As an emerging chain, future growth was also a major concern for California Tortilla, which has doubled in size since switching to Saval. “That was a huge discussion point,” Phillips says. “We’re confident that they’re able to accommodate our growth in our primary mid-Atlantic market. We also have one unit in Florida, and they helped arrange a distributor in that market for us.”
He adds that when shopping for a new distributor, price is a naive place to start. “Prices change constantly. If you don’t have a strong program and a great relationship, you could pick the cheapest guy and six months later he won’t be the cheapest guy.” He advocates spending time at the distributor’s facility, meeting with multiple levels of management, doing lots of product cuttings and contacting several current customers for referrals.

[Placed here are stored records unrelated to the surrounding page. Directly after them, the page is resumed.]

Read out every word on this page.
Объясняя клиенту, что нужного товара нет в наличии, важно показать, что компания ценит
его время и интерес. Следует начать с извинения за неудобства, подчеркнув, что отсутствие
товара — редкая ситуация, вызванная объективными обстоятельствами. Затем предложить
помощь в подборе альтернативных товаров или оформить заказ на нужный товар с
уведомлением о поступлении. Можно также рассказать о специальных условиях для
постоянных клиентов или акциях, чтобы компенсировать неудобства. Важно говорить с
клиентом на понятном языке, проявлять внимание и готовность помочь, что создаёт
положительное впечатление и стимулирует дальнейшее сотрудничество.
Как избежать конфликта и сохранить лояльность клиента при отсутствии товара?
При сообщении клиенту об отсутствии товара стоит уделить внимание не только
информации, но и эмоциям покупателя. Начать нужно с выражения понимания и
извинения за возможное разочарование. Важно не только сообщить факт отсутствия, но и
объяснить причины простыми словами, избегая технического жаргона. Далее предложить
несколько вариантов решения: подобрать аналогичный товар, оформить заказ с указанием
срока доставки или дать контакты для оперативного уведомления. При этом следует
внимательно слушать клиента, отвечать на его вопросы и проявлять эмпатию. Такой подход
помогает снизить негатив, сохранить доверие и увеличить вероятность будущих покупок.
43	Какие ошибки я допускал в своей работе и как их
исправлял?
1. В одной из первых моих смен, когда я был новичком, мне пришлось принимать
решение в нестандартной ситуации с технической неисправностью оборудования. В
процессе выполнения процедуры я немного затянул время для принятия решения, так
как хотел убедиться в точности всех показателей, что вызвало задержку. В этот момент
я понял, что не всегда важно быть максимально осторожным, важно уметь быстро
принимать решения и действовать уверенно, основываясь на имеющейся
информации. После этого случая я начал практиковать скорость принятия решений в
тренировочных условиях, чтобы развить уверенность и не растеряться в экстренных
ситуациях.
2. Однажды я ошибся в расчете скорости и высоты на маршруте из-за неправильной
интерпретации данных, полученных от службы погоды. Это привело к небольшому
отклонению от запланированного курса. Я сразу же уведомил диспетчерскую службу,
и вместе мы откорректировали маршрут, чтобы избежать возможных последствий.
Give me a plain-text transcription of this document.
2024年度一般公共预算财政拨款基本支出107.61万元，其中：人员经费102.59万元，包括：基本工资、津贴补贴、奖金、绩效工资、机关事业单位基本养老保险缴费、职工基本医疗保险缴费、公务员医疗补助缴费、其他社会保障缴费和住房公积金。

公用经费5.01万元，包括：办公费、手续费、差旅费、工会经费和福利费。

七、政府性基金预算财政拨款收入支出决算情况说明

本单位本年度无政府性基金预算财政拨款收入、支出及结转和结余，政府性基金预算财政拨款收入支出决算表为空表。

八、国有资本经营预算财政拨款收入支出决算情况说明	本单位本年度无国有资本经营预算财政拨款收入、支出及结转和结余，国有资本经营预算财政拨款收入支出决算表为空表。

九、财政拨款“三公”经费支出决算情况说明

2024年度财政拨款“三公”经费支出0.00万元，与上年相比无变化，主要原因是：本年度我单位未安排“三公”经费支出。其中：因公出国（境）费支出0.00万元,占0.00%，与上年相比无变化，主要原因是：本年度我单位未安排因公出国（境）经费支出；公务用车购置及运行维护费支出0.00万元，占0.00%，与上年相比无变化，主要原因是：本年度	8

Harrison suggests doing dry runs. “If you’re ordering 100 boxes from distributor A every week, order those same 100 boxes from the new distributor on a dummy invoice basis a few times to verify pricing. And before you hit the switch, have the new distributor deliver one of everything on your order guide to a unit so your chef or manager can check each item. Inevitably, a few will not be what they expected and those kinks can be worked out.”
Whatever the reason, changing shouldn’t be a knee-jerk decision. “If the time comes when an operator has a legitimate reason to seek a new distributor, we’re in the bullpen and we want their business,” says Paul Saval, president of Saval Foodservice. “But we don’t want it to be a snap decision. There’s too much at stake on both sides. Snap decisions, after all, have a way of snapping back at you.”